Sunday, 9 October 2011

Edward Scissorhands (1990) Directed by Tim Burton

Astrid:
As a child I missed the fall-in-love-with-johnny-depp boat. I just didn't get on it and then it got difficult later in life. I'll admit though, that once he got old enough to seem a bit ragged instead of just beautiful, I like him better. One big reason why I didn't get Depp like all my girlfriends was that I totally missed Edward Scissorhands. Can you believe it? I was just the right age to be very impressed by it in the early 1990s, and it was everywhere – oh, the references I must have missed. For me Winona Ryder was also a phenomenon familiarized by Little Women, not Edward Scissorhands.

So in my 30th year, among many other baffling and strange things I had never tried before, I finally saw the film. And I shared the experience with a lucky 10-year-old who got very frustrated and sad because she thought the film was hopelessly sad and downward-spiralling. She did not realize, how amazingly lucky she is from my perspective. She's not missing out on major cinematic shifts. My theory on why she got so very upset is that she has been totally bitten by the johnny-depp-love-bug already. He's still hanging around for this generation of girls...in pirate costume, in a chocolate factory and everywhere else.

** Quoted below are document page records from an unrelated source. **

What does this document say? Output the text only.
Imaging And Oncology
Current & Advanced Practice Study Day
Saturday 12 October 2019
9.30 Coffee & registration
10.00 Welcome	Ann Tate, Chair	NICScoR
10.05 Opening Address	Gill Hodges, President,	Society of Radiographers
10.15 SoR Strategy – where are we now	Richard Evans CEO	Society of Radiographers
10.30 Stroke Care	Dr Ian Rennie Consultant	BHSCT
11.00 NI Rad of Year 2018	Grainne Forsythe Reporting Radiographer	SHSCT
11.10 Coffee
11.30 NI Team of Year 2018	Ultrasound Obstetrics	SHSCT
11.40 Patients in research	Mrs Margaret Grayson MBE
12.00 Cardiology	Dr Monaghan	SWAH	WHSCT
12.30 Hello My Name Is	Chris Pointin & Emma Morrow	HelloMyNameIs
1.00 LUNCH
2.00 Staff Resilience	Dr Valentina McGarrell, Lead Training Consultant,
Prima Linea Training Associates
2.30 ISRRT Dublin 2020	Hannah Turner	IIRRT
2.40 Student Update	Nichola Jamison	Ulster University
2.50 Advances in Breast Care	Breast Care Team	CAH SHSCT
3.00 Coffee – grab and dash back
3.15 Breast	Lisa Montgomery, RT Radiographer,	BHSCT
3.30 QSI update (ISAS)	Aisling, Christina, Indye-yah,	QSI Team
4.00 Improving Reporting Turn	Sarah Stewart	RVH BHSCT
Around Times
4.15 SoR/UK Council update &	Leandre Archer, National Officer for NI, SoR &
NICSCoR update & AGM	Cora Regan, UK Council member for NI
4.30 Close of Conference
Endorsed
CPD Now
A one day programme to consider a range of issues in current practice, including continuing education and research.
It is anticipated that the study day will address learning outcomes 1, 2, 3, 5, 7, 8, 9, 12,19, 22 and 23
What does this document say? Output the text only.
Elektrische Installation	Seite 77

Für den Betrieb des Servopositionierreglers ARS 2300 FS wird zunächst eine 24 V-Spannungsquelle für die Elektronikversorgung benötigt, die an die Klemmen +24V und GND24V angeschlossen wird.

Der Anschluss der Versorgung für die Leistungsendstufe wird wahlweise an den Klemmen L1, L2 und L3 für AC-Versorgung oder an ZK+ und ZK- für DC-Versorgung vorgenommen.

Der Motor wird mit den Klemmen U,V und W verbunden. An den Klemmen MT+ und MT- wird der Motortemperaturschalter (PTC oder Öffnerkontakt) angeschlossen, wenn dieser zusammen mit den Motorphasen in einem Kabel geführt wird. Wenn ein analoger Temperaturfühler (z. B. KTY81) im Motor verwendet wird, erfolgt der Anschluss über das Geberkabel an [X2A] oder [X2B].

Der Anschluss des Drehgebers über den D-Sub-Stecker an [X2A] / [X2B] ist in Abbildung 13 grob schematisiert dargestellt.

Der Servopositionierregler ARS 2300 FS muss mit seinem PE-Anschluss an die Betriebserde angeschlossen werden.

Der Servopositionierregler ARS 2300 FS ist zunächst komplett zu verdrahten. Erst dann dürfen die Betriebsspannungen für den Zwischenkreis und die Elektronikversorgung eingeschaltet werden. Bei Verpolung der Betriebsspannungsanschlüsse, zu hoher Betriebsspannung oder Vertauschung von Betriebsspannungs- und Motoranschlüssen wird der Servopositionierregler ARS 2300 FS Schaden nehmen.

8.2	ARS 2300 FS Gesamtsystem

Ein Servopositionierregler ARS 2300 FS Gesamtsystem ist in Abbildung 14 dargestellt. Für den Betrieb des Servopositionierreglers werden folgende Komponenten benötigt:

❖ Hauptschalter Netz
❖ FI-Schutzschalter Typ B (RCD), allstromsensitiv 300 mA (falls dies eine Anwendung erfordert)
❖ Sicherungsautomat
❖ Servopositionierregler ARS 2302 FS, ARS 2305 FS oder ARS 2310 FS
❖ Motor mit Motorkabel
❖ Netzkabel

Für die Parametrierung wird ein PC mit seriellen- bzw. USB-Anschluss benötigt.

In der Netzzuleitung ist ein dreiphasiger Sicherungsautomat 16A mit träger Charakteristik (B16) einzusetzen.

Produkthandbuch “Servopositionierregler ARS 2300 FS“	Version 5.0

Edward Scissorhands is a good movie even though I was hopelessly late for it. It is a light look at difference contrasted with monotony, and a look at the inability we socially have to accept anything different from our norm. It was romantic and kind of funny. In my opinion though, the film was light as a feather. I cannot help but associate the discovery of it with the discovery that I grew up in bubble when it comes to popular culture. That's why I'm writing this blog now: I'm taking it all in and devouring pop with a hunger. I don't have scissors for hands, but I relate to Ed(ward) – a little.

Nick:
Johnny Depp eh? What a cad. Nowadays Depp sleepwalks his way through many a picture, picking up some ridiculous paycheck at the end. There was a time when he was the king of quirk, making many a flawed art-house picture for cult audiences pre-the-Pirates franchise. It's clear now that Keith Richards wasn't the first rock star that Depp mimed for onscreen inspiration. Depp's early collaborations with Burton are in my opinion the best Depp pictures. With Edward Scissorhands Burton and Depp are able to create a modern day fairytale where the main character, at least on a visual level, is based on The Cure's front man Robert Smith.


I haven't watched Edward Scissorhands in many years, so I was surprised how well it stood up.  Not only this, I'd say nowadays this stands as a modern classic. This is no news to anyone, it's hardly an obscure film. But it's a strange film, with a singular vision. Edward Scissorhands mixes post-war (1940's) sensibilities/visuals, old school-Hollywood Horror (Vincent Price!) with Lynchian attitudes and Walt Disney fantasy to create something new. Not only this, but Burton manages to imbue the picture with a great sense of humor (there are many laugh-out-loud moments). The film's eccentric take on American suburban uniformity has endured. Its message of tolerance to difference is more relevant now than ever in a world that can't accept any change or the other.

Winona Ryder is the love-interest (around this time Depp and Ryder were an item), the chemistry between the two leads is palpable and ultimately makes the picture moving. Lets be honest here, Ryder can be awful, this could be her best role. But it's Depp all the way that one remembers. As Edward Scissorhands Depp displays the makings of a future star (this was his first performance to make a mark), but one who understands restraint. He returned to this standard in later Burton pictures but never quite with this comic intensity. Edward Scissorhands still has the capacity to move and bring a lump to the throat, it's an emotional picture. A true original, Edward Scissorhands really might turn out to be Burton's masterpiece.